Friday, July 4, 2008

From My Reading Journal - Always Wear Joy

Always Wear Joy: My Mother Bold and Beautiful by Susan Fales-Hill

What a wonderful, delightful book! I came to it out of curiosity about Susan Fales-Hill. I had seen her picture often in the New York Times and in fashion magazines at various dinners and charity balls attended by socialites, and she was almost always be the only black person. So, I wondered who she was, came across a mention of this book somewhere, and got it.

She is the daughter of Josephine Premice, a black actress and performer whose name I remember from the black newspapers and magazines of my youth. Her father is a white man from a wealthy background. Fales-Hill belongs to what I would call black royalty because she grew up knowing many black and white celebrities - Belafonte, Diahann Carol, her mother’s best friend, Richard Burton, with whom her mother had an affair, Roscoe Lee Brown, Sammy Davis, Jr., Lena Horne, and on and on. She went to the Lyceè Française and spoke French with her mother, Italian with her nanny, and possibly Creole because her maternal grandparents were from Haiti. She grew up in a world where dressing well was taken for granted, and thus the ease with which she moves today in a world in which haute couture is taken for granted.

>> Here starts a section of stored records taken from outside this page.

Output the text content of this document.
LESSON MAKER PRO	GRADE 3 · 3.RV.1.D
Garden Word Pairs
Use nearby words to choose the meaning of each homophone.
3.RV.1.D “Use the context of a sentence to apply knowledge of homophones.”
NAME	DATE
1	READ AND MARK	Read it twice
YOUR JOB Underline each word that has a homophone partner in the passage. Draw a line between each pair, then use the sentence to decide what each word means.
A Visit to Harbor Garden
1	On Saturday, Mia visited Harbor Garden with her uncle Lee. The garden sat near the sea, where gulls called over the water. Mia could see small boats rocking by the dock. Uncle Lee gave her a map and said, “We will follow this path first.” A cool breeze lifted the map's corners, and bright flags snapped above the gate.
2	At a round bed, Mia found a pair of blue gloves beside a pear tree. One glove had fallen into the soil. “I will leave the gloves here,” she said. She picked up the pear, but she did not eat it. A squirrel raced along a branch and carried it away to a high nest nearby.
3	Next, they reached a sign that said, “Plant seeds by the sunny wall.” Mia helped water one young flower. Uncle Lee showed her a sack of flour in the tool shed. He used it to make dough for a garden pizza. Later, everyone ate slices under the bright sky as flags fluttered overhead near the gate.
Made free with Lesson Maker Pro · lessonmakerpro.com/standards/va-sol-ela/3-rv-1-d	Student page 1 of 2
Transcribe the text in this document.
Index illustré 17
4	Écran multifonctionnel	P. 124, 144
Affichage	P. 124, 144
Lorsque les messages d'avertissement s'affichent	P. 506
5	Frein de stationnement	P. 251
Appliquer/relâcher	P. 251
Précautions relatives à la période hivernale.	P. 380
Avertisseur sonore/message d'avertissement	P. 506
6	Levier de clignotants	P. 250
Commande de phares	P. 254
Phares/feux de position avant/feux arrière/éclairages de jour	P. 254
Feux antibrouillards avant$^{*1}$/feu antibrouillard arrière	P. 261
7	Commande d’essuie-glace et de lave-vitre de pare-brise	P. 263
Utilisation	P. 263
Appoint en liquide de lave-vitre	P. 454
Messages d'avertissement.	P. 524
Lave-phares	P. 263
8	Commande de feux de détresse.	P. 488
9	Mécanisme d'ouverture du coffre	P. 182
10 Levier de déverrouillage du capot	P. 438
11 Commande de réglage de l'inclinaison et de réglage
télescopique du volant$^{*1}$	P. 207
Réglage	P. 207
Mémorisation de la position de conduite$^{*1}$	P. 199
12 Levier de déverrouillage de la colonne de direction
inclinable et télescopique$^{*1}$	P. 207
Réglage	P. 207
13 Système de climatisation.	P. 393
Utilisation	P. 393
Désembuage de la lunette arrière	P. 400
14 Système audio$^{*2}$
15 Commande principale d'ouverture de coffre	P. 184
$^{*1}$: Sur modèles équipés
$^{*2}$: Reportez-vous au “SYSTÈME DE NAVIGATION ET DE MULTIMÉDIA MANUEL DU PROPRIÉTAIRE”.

One of the key elements in liking a book is whether or not one likes the writer, or perhaps I should say, the voice in which the book is written. I absolutely adore the voice in Always Wear Joy. She is very funny but also sensitive and honest in talking about the negative qualities of her parents as well as her own.

“Mom, what do I put down on the school form where it says ‘Mother’s Occupation’ when you’re not acting in a show?” – Enrico Fales, age 8
“Tell your teacher, ‘My mother’s an unemployed legend.’” Josephine, age 41

“Your baby is beautiful. His father was white?” Roman woman to Josephine.
“I don’t remember.” Josephine to Roman woman.

“My mother’s packing motto has always been, ‘If you can’t decide, take it all.’”

“We had devoted countless hours of our lives as mother and daughter to pondering the eternal question. For us this was not, What is the meaning of life? but, What are we going to wear?”

The quotes do not do justice to all that is in this book, especially the descriptions of the racism encountered by black actors. Fales-Hill was a television writer for some years working on the Cosby Show, “A Different World,” and others. Her stories of the racism in television were infuriating.

This is a wonderful book. I enjoyed spending time in Susan Fales-Hill’s company.

© 2008 by Julius Lester

Even though the contest to use mundivagant in a sentence is over, I received a
wonderful sentence from Edi Campbell who teaches English in Taiwan:

"I live a mundivagant life based upon hopes and dreams with no concrete plans to steady my step."

I like that phrase " steady my step." There've been times my step needed steadying and I hadn't had anything to drink, either.